Avec une ardeur d'avance sur son temps, la Brasserie investit dans des procédés écologiques à une époque où l'opinion publique n'était pas encore sensibilisée à ce problème. Une installation fut donc aménagée au début des années soixante-dix pour récupérer l'extrait sec de kieselguhr (terre de diatomées) après la filtration et le traiter séparément. Ce procédé permit de limiter considérablement la pollution des eaux. Par ailleurs, la lie était alors déjà récupérée et vendue à l'industrie pharmaceutique. Cette conscience écologique trouva son prolongement jusqu'à aujourd'hui dans les investissements ultérieurs, se traduisant aussi souvent par un accroissement des coûts.

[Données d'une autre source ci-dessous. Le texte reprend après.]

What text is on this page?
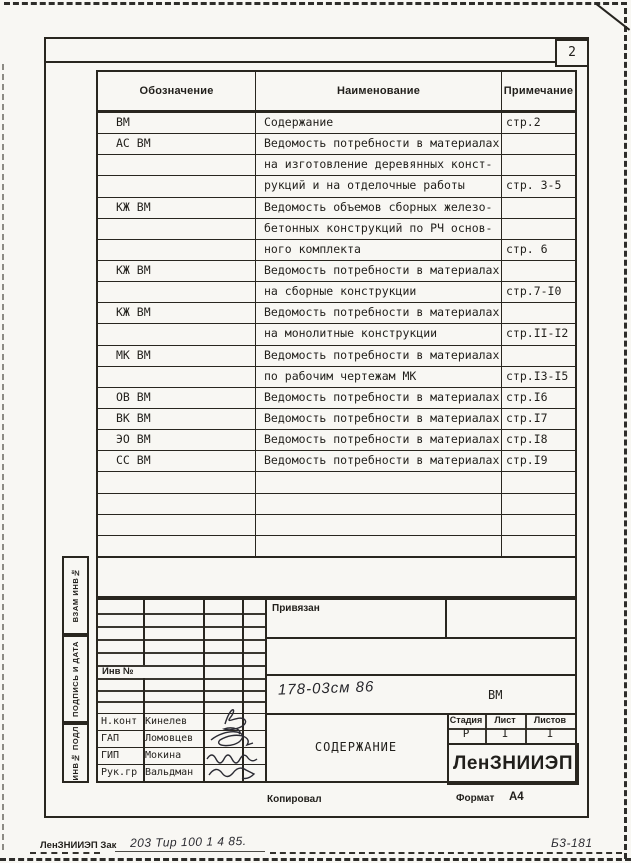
2
Обозначение	Наименование	Примечание
ВМ	Содержание	стр.2
АС ВМ	Ведомость потребности в материалах
на изготовление деревянных конст-
рукций и на отделочные работы	стр. 3-5
КЖ ВМ	Ведомость объемов сборных железо-
бетонных конструкций по РЧ основ-
ного комплекта	стр. 6
КЖ ВМ	Ведомость потребности в материалах
на сборные конструкции	стр.7-I0
КЖ ВМ	Ведомость потребности в материалах
на монолитные конструкции	стр.II-I2
МК ВМ	Ведомость потребности в материалах
по рабочим чертежам МК	стр.I3-I5
ОВ ВМ	Ведомость потребности в материалах стр.I6
ВК ВМ	Ведомость потребности в материалах стр.I7
ЭО ВМ	Ведомость потребности в материалах стр.I8
СС ВМ	Ведомость потребности в материалах стр.I9
ВЗАМ ИНВ№
ПОДПИСЬ И ДАТА
ИНВ№ ПОДЛ
Привязан
Инв №
178-03см 86	ВМ
СОДЕРЖАНИЕ
Стадия	Лист	Листов
Р	I	I
ЛенЗНИИЭП
Н.конт Кинелев
ГАП	Ломовцев
ГИП	Мокина
Рук.гр Вальдман
Копировал	Формат А4
ЛенЗНИИЭП Зак 203 Тир 100 1 4 85.	Б3-181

Au début des années quatre-vingt-dix, quelque 300 millions de francs furent investis dans la construction d'un nouvel entrepôt pour bouteilles vides et pleines et d'une nouvelle cave pour bouteilles. Ici aussi, les investissements nécessaires au respect de l'environnement furent réalisés. Afin de réduire le niveau des nuisances sonores, la nouvelle cave fut équipée d'un toit anti-bruit et de bandes transporteuses à fréquence réglée. Dans le même temps, les étiquettes furent reconçues et la feuille d'aluminium fut remplacée par une feuille de papier recyclable.

Parmi les autres investissements importants, il faut citer:

en 1994, la cuve de filtrage de la salle de brassage fut transformée, et équipée des techniques de pointe, permettant ainsi une amélioration de la qualité.
En 1995, une machine d'inspection ultra-moderne, entre autres, fut installée dans la cave des bouteilles afin de permettre une sécurité maximale pour les bouteilles à remplir. Toute l'installation de chargement fut remplacée par des gerbeurs empileurs électriques, respectueux de l'environnement. Pour l'assurance qualité, le laboratoire fut équipé des appareils d'analyses les plus modernes.
Début 1996, la Brasserie fit l'acquisition d'une nouvelle chaudière à vapeur, fonctionnant au gaz -énergie respectueuse de l'environnement- ou au fuel léger. Afin d'assurer l'approvisionnement futur de la Brasserie en eau de qualité, un nouveau puits est creusé. Une nouvelle salle de fermentation et une nouvelle cave de garde sont également prévues. Ces gros investissements se sont accompagnés et s'accompagnent toujours de nombreux investissements de moindre importance, afin d'assurer la continuité de l'entreprise.

Ces importantes décisions quant à l'avenir de la société ont été prises sous la présidence de M. Jules Pauly. L'actuel Conseil d'administration, avec Emile Weinachter au poste de secrétaire, est constitué, après plusieurs redistribution des sièges, de:...........président, Tony Desmet, vice-président, René Gredt, directeur, ainsi que de Robert Hentgen, Marc Jacobs, Albert Reiffers et Patrice Thys.